A comparison with the Sprout’s second album, Steve McQueen, is instructive. The production on Swoon is relatively anonymous and, since the indie-label budget from Newcastle label Kitchenware was presumably limited, there are few flourishes, just a basic palette of sounds focused around various guitars (mainly acoustic) and keyboards (mainly electric piano). All the instruments have their own space in the mix. The band get a co-production credit with David Brewis. Conversely, Steve McQueen is very identifiably produced by Thomas Dolby, and while his presence is not as oppressive as, say, Martin Hannett’s on Joy Division’s records, the songs somehow feel simpler and more direct even among the addition of various studio effects. They have a clearer identity despite sharing the limelight with Dolby’s production. 
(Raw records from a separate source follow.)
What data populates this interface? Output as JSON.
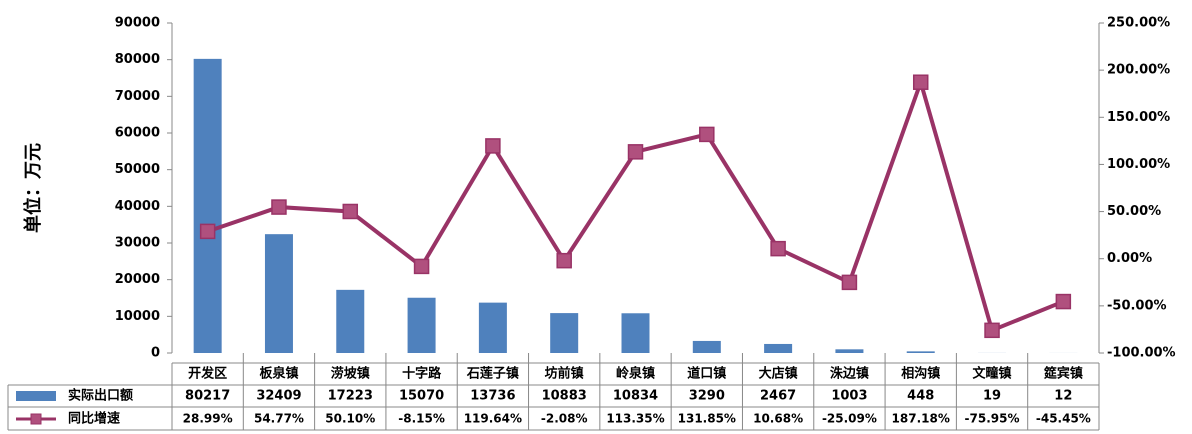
{
  "chart_data": {
    "type": "bar",
    "y_label": "单位：万元",
    "categories": [
      "开发区",
      "板泉镇",
      "涝坡镇",
      "十字路",
      "石莲子镇",
      "坊前镇",
      "岭泉镇",
      "道口镇",
      "大店镇",
      "洙边镇",
      "相沟镇",
      "文疃镇",
      "筵宾镇"
    ],
    "series": [
      {
        "name": "实际出口额",
        "color": "#4f81bd",
        "type": "bar",
        "values": [
          80217,
          32409,
          17223,
          15070,
          13736,
          10883,
          10834,
          3290,
          2467,
          1003,
          448,
          19,
          12
        ]
      },
      {
        "name": "同比增速",
        "color": "#993366",
        "type": "line",
        "axis": "y2",
        "values": [
          28.99,
          54.77,
          50.1,
          -8.15,
          119.64,
          -2.08,
          113.35,
          131.85,
          10.68,
          -25.09,
          187.18,
          -75.95,
          -45.45
        ],
        "value_labels": [
          "28.99%",
          "54.77%",
          "50.10%",
          "-8.15%",
          "119.64%",
          "-2.08%",
          "113.35%",
          "131.85%",
          "10.68%",
          "-25.09%",
          "187.18%",
          "-75.95%",
          "-45.45%"
        ]
      }
    ],
    "ylim": [
      0,
      90000
    ],
    "yticks": [
      0,
      10000,
      20000,
      30000,
      40000,
      50000,
      60000,
      70000,
      80000,
      90000
    ],
    "y2lim": [
      -100,
      250
    ],
    "y2ticks": [
      {
        "value": -100,
        "label": "-100.00%"
      },
      {
        "value": -50,
        "label": "-50.00%"
      },
      {
        "value": 0,
        "label": "0.00%"
      },
      {
        "value": 50,
        "label": "50.00%"
      },
      {
        "value": 100,
        "label": "100.00%"
      },
      {
        "value": 150,
        "label": "150.00%"
      },
      {
        "value": 200,
        "label": "200.00%"
      },
      {
        "value": 250,
        "label": "250.00%"
      }
    ]
  }
}
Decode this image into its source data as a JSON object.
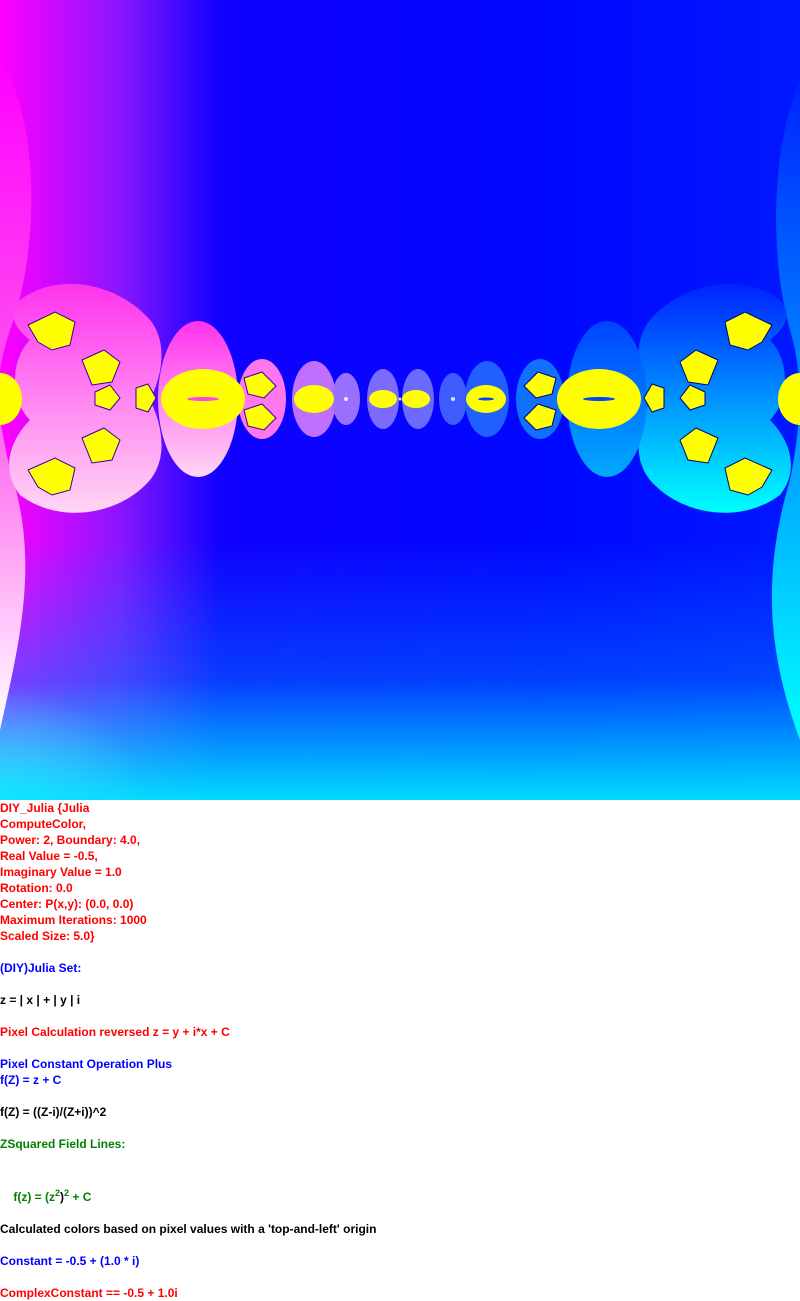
{
  "colors": {
    "magenta": "#ff00ff",
    "blue": "#0000ff",
    "cyan": "#00ffff",
    "yellow": "#ffff00",
    "red_text": "#ff0000",
    "green_text": "#008000"
  },
  "params": [
    "DIY_Julia {Julia",
    "ComputeColor,",
    "Power: 2, Boundary: 4.0,",
    "Real Value = -0.5,",
    "Imaginary Value = 1.0",
    "Rotation: 0.0",
    "Center: P(x,y): (0.0, 0.0)",
    "Maximum Iterations: 1000",
    "Scaled Size: 5.0}"
  ],
  "set_title": "(DIY)Julia Set:",
  "z_def": "z = | x | + | y | i",
  "pixel_calc": "Pixel Calculation reversed z = y + i*x + C",
  "pixel_const_op": "Pixel Constant Operation Plus",
  "fz_plus": "f(Z) = z + C",
  "fz_ratio": "f(Z) = ((Z-i)/(Z+i))^2",
  "field_lines": "ZSquared Field Lines:",
  "fz_sq": {
    "pre": "f(z) = (z",
    "exp1": "2",
    "mid": ")",
    "exp2": "2",
    "post": " + C"
  },
  "origin_note": "Calculated colors based on pixel values with a 'top-and-left' origin",
  "constant": "Constant = -0.5 + (1.0 * i)",
  "complex_constant": "ComplexConstant == -0.5 + 1.0i"
}
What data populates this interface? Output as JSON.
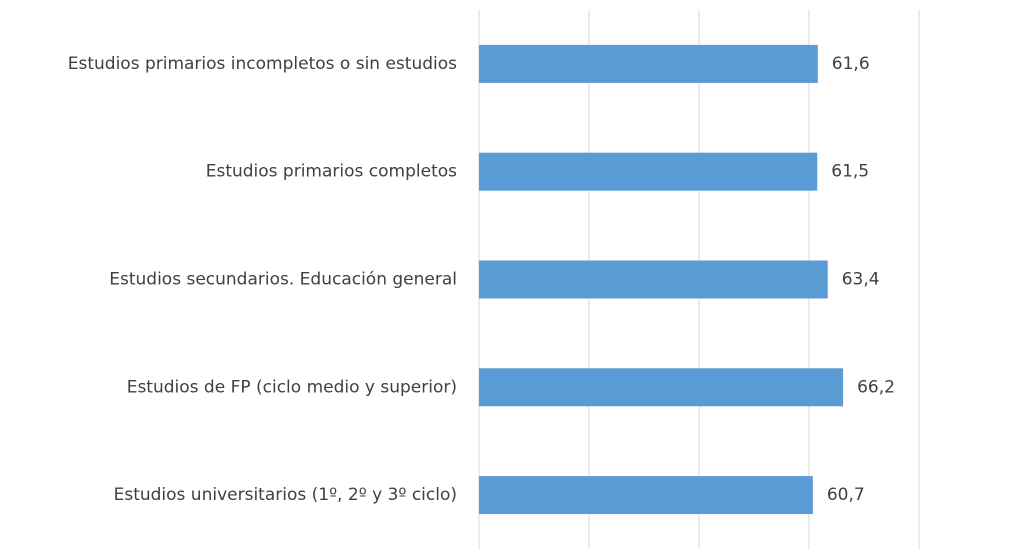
{
  "chart_data": {
    "type": "hbar",
    "categories": [
      "Estudios primarios incompletos o sin estudios",
      "Estudios primarios completos",
      "Estudios secundarios. Educación general",
      "Estudios de FP (ciclo medio y superior)",
      "Estudios universitarios (1º, 2º y 3º ciclo)"
    ],
    "values": [
      61.6,
      61.5,
      63.4,
      66.2,
      60.7
    ],
    "value_labels": [
      "61,6",
      "61,5",
      "63,4",
      "66,2",
      "60,7"
    ],
    "color": "#5b9bd5",
    "xlim": [
      0,
      80
    ],
    "xticks": [
      0,
      20,
      40,
      60,
      80
    ],
    "grid": true
  }
}
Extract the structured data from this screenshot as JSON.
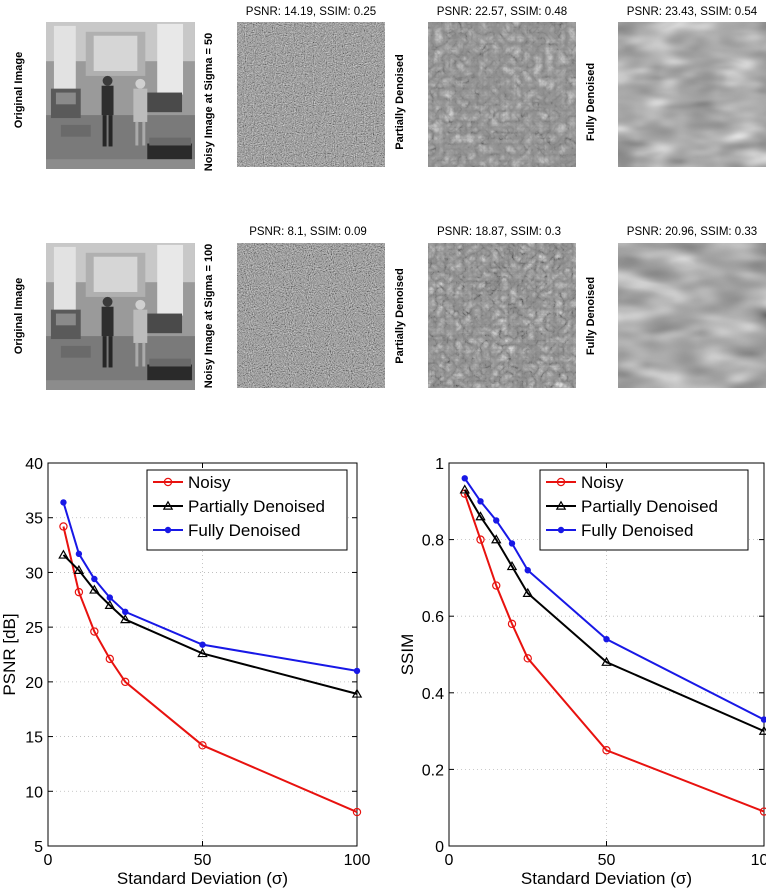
{
  "figure": {
    "row1": {
      "original_label": "Original Image",
      "noisy_label": "Noisy Image at Sigma = 50",
      "noisy_title": "PSNR: 14.19, SSIM: 0.25",
      "partial_label": "Partially Denoised",
      "partial_title": "PSNR: 22.57, SSIM: 0.48",
      "full_label": "Fully Denoised",
      "full_title": "PSNR: 23.43, SSIM: 0.54"
    },
    "row2": {
      "original_label": "Original Image",
      "noisy_label": "Noisy Image at Sigma = 100",
      "noisy_title": "PSNR: 8.1, SSIM: 0.09",
      "partial_label": "Partially Denoised",
      "partial_title": "PSNR: 18.87, SSIM: 0.3",
      "full_label": "Fully Denoised",
      "full_title": "PSNR: 20.96, SSIM: 0.33"
    }
  },
  "chart_data": [
    {
      "type": "line",
      "xlabel": "Standard Deviation (σ)",
      "ylabel": "PSNR [dB]",
      "xlim": [
        0,
        100
      ],
      "ylim": [
        5,
        40
      ],
      "xticks": [
        0,
        50,
        100
      ],
      "yticks": [
        5,
        10,
        15,
        20,
        25,
        30,
        35,
        40
      ],
      "grid": true,
      "legend_position": "top-right",
      "x": [
        5,
        10,
        15,
        20,
        25,
        50,
        100
      ],
      "series": [
        {
          "name": "Noisy",
          "color": "#e8120f",
          "marker": "circle",
          "values": [
            34.2,
            28.2,
            24.6,
            22.1,
            20.0,
            14.2,
            8.1
          ]
        },
        {
          "name": "Partially Denoised",
          "color": "#000000",
          "marker": "triangle",
          "values": [
            31.6,
            30.2,
            28.4,
            27.0,
            25.7,
            22.6,
            18.9
          ]
        },
        {
          "name": "Fully Denoised",
          "color": "#1818e6",
          "marker": "dot",
          "values": [
            36.4,
            31.7,
            29.4,
            27.7,
            26.4,
            23.4,
            21.0
          ]
        }
      ]
    },
    {
      "type": "line",
      "xlabel": "Standard Deviation (σ)",
      "ylabel": "SSIM",
      "xlim": [
        0,
        100
      ],
      "ylim": [
        0,
        1
      ],
      "xticks": [
        0,
        50,
        100
      ],
      "yticks": [
        0,
        0.2,
        0.4,
        0.6,
        0.8,
        1
      ],
      "grid": true,
      "legend_position": "top-right",
      "x": [
        5,
        10,
        15,
        20,
        25,
        50,
        100
      ],
      "series": [
        {
          "name": "Noisy",
          "color": "#e8120f",
          "marker": "circle",
          "values": [
            0.92,
            0.8,
            0.68,
            0.58,
            0.49,
            0.25,
            0.09
          ]
        },
        {
          "name": "Partially Denoised",
          "color": "#000000",
          "marker": "triangle",
          "values": [
            0.93,
            0.86,
            0.8,
            0.73,
            0.66,
            0.48,
            0.3
          ]
        },
        {
          "name": "Fully Denoised",
          "color": "#1818e6",
          "marker": "dot",
          "values": [
            0.96,
            0.9,
            0.85,
            0.79,
            0.72,
            0.54,
            0.33
          ]
        }
      ]
    }
  ]
}
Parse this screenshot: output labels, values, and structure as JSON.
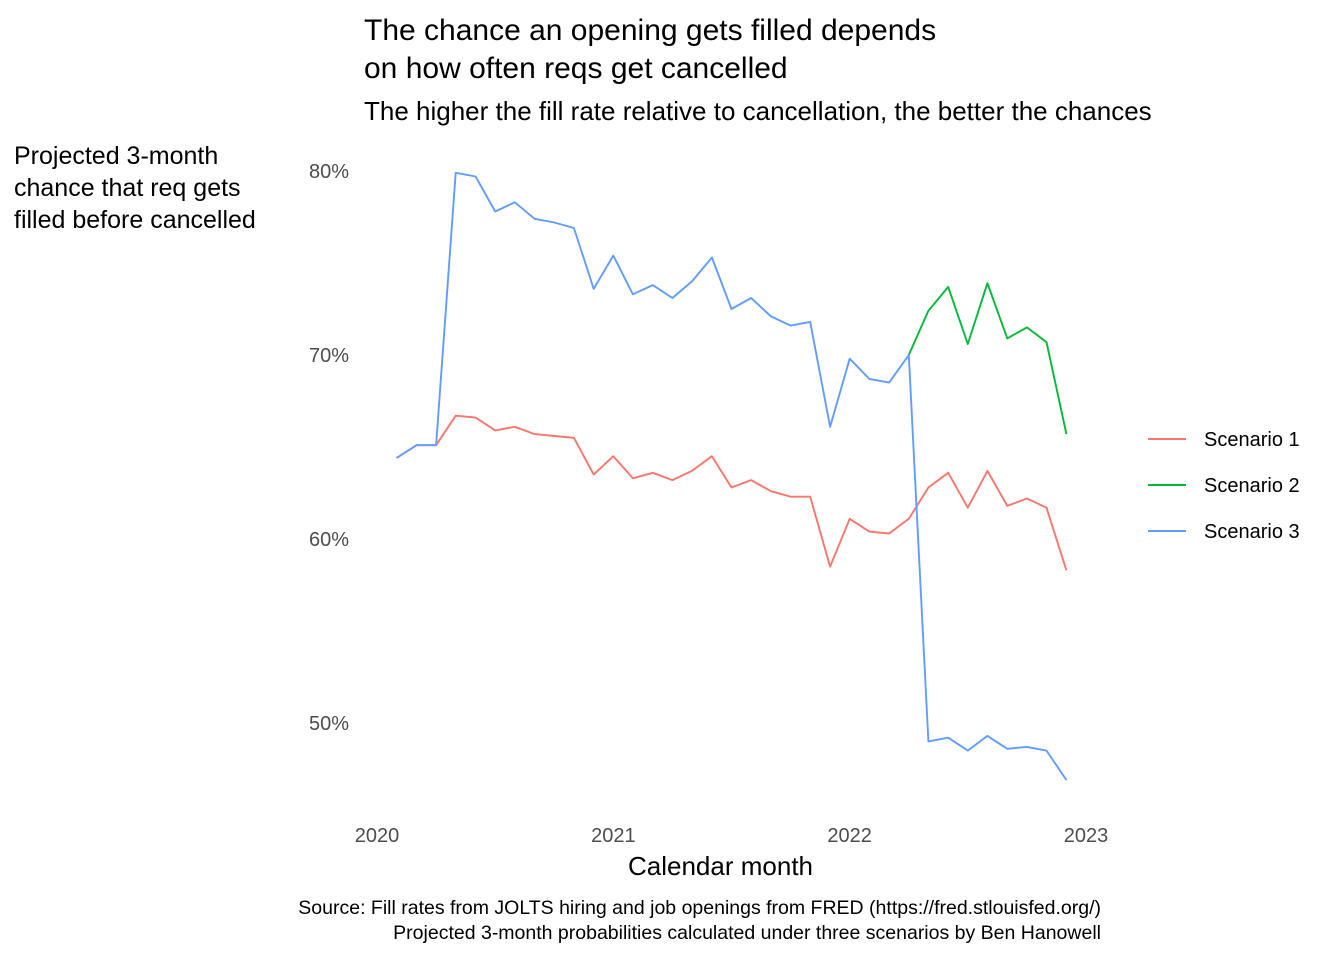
{
  "chart_data": {
    "type": "line",
    "title": [
      "The chance an opening gets filled depends",
      "on how often reqs get cancelled"
    ],
    "subtitle": "The higher the fill rate relative to cancellation, the better the chances",
    "ylabel": [
      "Projected 3-month",
      "chance that req gets",
      "filled before cancelled"
    ],
    "xlabel": "Calendar month",
    "caption": [
      "Source: Fill rates from JOLTS hiring and job openings from FRED (https://fred.stlouisfed.org/)",
      "Projected 3-month probabilities calculated under three scenarios by Ben Hanowell"
    ],
    "x_ticks": [
      2020,
      2021,
      2022,
      2023
    ],
    "y_ticks": [
      0.5,
      0.6,
      0.7,
      0.8
    ],
    "y_tick_labels": [
      "50%",
      "60%",
      "70%",
      "80%"
    ],
    "xlim": [
      2020.0,
      2023.0
    ],
    "ylim": [
      0.47,
      0.8
    ],
    "grid": false,
    "legend_position": "right",
    "x": [
      2020.083,
      2020.167,
      2020.25,
      2020.333,
      2020.417,
      2020.5,
      2020.583,
      2020.667,
      2020.75,
      2020.833,
      2020.917,
      2021.0,
      2021.083,
      2021.167,
      2021.25,
      2021.333,
      2021.417,
      2021.5,
      2021.583,
      2021.667,
      2021.75,
      2021.833,
      2021.917,
      2022.0,
      2022.083,
      2022.167,
      2022.25,
      2022.333,
      2022.417,
      2022.5,
      2022.583,
      2022.667,
      2022.75,
      2022.833,
      2022.917
    ],
    "series": [
      {
        "name": "Scenario 1",
        "color": "#F8766D",
        "values": [
          0.644,
          0.651,
          0.651,
          0.667,
          0.666,
          0.659,
          0.661,
          0.657,
          0.656,
          0.655,
          0.635,
          0.645,
          0.633,
          0.636,
          0.632,
          0.637,
          0.645,
          0.628,
          0.632,
          0.626,
          0.623,
          0.623,
          0.585,
          0.611,
          0.604,
          0.603,
          0.611,
          0.628,
          0.636,
          0.617,
          0.637,
          0.618,
          0.622,
          0.617,
          0.583
        ]
      },
      {
        "name": "Scenario 2",
        "color": "#00BA38",
        "values": [
          null,
          null,
          null,
          null,
          null,
          null,
          null,
          null,
          null,
          null,
          null,
          null,
          null,
          null,
          null,
          null,
          null,
          null,
          null,
          null,
          null,
          null,
          null,
          null,
          null,
          null,
          0.7,
          0.724,
          0.737,
          0.706,
          0.739,
          0.709,
          0.715,
          0.707,
          0.657
        ]
      },
      {
        "name": "Scenario 3",
        "color": "#619CFF",
        "values": [
          0.644,
          0.651,
          0.651,
          0.799,
          0.797,
          0.778,
          0.783,
          0.774,
          0.772,
          0.769,
          0.736,
          0.754,
          0.733,
          0.738,
          0.731,
          0.74,
          0.753,
          0.725,
          0.731,
          0.721,
          0.716,
          0.718,
          0.661,
          0.698,
          0.687,
          0.685,
          0.7,
          0.49,
          0.492,
          0.485,
          0.493,
          0.486,
          0.487,
          0.485,
          0.469
        ]
      }
    ]
  }
}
We all know that pop songs have a Proustian quality, summoning us back to our youth – especially, perhaps those we first heard between the ages of fourteen and nineteen. But I have two later memories associated with this album. In 1994, when I hadn’t heard it for several years, I caught a crackly broadcast of ‘Cruel’ on a pirate radio station on my first visit to Italy to do a language course before starting a doctorate in Italian history – and realised I could still quote the lyrics verbatim (which I suppose makes this a memory of a memory). 

I'm a liberal guy, too cool for the macho ache 

With a secret tooth for the cherry on the cake 

With a pious smile, a smile that changes what I say 

While I waste my time in regretting 

That the days went from perfect to just okay 

Quite what it was about this student-union sexual-politics handwringing that appealed to my goofy, jug-eared, never-been-kissed fourteen-year-old self I don’t know. Probably only that I had so few albums that I knew the lyrics to all of them (I can also quote large chunks of Larry Norman’s Only Visiting This Planet, for example, a 1970s Christian album with a sensibility far removed from Swoon). 

Another memory: in early 2015, when I’d bought the album again to immerse myself in all-things 1984 before starting to write The Angels of L19, I used to listen to it on the bus on my way to work in a call centre. So now it summons in me not just a feeling of teenage nostalgia, but also a sensation of dread and smothered panic attack.